Mini-review Monday: Fifty Shades of Grey, Avengers: Age of Ultron

It’s a sad day when your mother is more up to date with movie viewing than you are. Such is the price for living in the inaka. Anyway, since I’ve been averaging one cinema visit a year since moving here, I’ve had to do a lot of waiting for DVD release. The following are catch-up mini-reviews for two high profile 2015 releases.

Fifty Shades of Grey
The movie adaptation of EL James’s erotic bestseller was this year’s big Valentine’s Day release. There has been much snickering about the book, but I was honestly prepared to approach the film with an open mind. I would give it a chance; judge it entirely on its own merits. After all, a good chunk of criticism of the novel centred on its writing style. With a movie, we wouldn’t have to endure heroine Anastasia Steele’s cringe-worthy inner monologue. That would be an immediate plus.

And yes, Dakota Johnson’s portrayal of sexually naĂ¯ve Ana in this romantic drama is fine. The character is considerably less irritating on the screen than on the page. This said, the film as a whole is awful. It does a marvellous job of painting heterosexual twentysomething relationships as materialistic and immature – Anna’s most cherished moments with enigmatic billionaire Christian Grey (Jamie Dornan) seem to involve him buying her expensive gifts and treating her to novel experiences like helicopter flights… all while a booming love song plays.

This cycle of bought affection, punctuated by sex, fights and dubiously possessive behaviour by Christian, repeats over and over during the film’s 128-minute running time. It’s tedious and makes Fifty Shades feel much longer than it really is. As for the ending, though its abruptness is in keeping with the source material, it’s completely unsatisfying. Absolutely lousy Valentine’s fare.


Avengers: Age of Ultron
You know, I’m not entirely sure what went wrong here. 2012’s The Avengers is regarded as one of the finest superhero movies ever made – successfully wielding a large cast, demonstrating heart and delivering both laughter and epic action. With Avengers writer-director Joss Whedon and the whole original cast back for sequel Age of Ultron, things should have been the same, right?

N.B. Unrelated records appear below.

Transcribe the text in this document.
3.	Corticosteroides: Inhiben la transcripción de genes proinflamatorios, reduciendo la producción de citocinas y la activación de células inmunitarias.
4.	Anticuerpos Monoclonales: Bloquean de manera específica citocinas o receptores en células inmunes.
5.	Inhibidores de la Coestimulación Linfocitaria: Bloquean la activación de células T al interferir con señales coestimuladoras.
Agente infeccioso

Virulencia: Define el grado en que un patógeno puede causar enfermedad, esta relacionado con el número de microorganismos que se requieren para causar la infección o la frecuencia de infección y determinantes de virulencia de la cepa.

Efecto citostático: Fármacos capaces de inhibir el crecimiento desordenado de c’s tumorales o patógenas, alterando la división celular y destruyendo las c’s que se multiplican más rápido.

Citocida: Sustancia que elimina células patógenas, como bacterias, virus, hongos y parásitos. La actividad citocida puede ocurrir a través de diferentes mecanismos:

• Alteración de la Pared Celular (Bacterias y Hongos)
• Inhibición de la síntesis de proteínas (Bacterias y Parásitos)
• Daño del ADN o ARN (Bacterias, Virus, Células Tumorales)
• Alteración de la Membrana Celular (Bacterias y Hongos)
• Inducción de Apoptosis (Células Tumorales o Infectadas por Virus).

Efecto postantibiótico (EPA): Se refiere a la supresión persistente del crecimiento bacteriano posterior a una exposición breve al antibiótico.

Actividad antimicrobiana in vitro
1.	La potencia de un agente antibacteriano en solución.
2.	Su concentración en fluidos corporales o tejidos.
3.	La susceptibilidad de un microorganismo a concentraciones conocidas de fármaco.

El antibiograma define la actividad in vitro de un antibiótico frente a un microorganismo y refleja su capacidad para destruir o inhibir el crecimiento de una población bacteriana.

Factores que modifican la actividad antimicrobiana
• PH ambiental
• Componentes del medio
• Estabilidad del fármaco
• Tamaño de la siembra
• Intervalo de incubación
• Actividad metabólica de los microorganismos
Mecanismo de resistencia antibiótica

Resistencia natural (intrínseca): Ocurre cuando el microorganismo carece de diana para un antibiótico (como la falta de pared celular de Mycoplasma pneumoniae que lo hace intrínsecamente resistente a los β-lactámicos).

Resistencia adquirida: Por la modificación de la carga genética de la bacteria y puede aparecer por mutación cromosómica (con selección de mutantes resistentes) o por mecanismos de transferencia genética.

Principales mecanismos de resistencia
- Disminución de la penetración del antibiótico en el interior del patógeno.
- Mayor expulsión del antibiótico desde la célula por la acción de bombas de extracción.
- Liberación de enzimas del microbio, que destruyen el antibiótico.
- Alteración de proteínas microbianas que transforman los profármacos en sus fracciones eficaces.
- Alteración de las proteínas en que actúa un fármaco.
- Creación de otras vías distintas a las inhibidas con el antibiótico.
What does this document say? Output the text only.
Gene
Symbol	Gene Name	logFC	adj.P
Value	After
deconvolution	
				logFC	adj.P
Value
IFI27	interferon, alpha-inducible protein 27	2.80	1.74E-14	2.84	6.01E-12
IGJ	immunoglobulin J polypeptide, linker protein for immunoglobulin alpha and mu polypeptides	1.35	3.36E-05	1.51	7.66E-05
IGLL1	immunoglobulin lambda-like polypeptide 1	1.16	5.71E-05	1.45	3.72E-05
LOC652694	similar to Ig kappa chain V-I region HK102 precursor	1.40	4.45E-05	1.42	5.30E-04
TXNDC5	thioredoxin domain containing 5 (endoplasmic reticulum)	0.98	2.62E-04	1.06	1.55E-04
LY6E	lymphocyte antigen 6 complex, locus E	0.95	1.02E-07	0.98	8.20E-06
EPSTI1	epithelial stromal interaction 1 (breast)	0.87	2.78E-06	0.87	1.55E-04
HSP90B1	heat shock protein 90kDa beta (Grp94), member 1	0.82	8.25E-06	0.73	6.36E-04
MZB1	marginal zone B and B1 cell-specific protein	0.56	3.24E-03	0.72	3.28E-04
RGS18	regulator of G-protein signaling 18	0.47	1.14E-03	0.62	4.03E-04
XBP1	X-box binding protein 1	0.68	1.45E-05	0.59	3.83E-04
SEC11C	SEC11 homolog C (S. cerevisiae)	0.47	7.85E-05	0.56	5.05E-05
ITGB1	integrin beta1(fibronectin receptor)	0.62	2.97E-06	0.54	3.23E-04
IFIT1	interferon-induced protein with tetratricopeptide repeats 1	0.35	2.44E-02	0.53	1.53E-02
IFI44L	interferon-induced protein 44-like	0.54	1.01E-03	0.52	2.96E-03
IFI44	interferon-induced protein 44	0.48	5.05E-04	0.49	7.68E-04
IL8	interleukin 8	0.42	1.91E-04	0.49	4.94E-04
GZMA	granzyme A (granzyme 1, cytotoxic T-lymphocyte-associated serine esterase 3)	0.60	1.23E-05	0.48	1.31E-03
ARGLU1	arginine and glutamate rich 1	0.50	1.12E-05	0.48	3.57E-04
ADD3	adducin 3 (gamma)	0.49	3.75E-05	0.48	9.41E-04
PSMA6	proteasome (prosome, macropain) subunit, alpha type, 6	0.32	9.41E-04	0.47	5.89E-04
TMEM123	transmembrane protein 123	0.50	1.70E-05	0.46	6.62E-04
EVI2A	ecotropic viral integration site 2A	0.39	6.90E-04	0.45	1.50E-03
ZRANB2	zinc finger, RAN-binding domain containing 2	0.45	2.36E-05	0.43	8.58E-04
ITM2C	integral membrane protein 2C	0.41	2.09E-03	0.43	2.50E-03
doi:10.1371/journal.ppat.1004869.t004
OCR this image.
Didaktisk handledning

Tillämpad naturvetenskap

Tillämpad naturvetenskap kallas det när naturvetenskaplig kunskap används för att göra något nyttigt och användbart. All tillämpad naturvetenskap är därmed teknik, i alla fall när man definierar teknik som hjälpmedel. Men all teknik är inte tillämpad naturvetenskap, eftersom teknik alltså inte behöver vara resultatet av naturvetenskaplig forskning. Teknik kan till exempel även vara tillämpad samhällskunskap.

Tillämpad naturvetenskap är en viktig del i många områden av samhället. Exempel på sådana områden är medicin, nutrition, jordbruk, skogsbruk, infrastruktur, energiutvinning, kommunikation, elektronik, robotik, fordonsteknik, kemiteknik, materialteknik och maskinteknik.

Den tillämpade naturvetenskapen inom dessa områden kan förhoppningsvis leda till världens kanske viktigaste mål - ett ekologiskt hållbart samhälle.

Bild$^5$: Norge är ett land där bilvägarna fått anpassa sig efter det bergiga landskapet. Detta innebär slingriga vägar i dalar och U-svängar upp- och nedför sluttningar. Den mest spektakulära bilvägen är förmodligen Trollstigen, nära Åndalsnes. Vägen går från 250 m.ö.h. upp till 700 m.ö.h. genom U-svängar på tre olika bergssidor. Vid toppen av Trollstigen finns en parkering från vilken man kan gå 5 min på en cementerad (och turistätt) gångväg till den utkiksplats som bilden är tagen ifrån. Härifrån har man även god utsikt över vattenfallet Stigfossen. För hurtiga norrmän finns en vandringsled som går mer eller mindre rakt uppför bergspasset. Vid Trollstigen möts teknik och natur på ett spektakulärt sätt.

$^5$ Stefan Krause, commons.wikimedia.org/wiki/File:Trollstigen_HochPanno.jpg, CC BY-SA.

[insert Lex Luthor voice here] Wrong!

Age of Ultron is a strange disappointment, with the fun mostly leeched from proceedings. Most of the characters are grim faced, with even Robert Downey Jr’s Iron Man stripped of entertaining one-liners. That role seems to have been passed to the film’s title villain (voiced by James Spader), a sentient AI intent on exterminating the human race.

It’s not all bad. As a South African it was great to see my country feature prominently, and the fight scenes are still engaging. It’s just that for the most part, Age of Ultron feels overstuffed and largely nonsensical. It hits the ground running and the audience is expected to be up to date with each character’s story arc, not to mention the development of the Marvel cinematic universe as a whole. And, honestly, it’s been a while…

Leaving more of a bad taste, however, is the treatment of women in the film. With the exception of cast newcomer Elizabeth Olsen – as telekinetic and psychic-powered Scarlet Witch – female characters are confined to supporting roles. If they’re not simply absent, they’re onscreen solely as girlfriends, wives, mothers and assistants, existing as foils for the male characters. This even includes Scarlett Johansson’s badass Black Widow, who here calls herself a monster not because of her assassin’s past, but because she is unable to fill a certain womanly function. That this “demotion” comes from the pen of Buffy’s creator is a huge, grating surprise.

While Avengers: Age of Ultron is far from a complete dud, it’s messy and memorable for the wrong reasons. A let-down.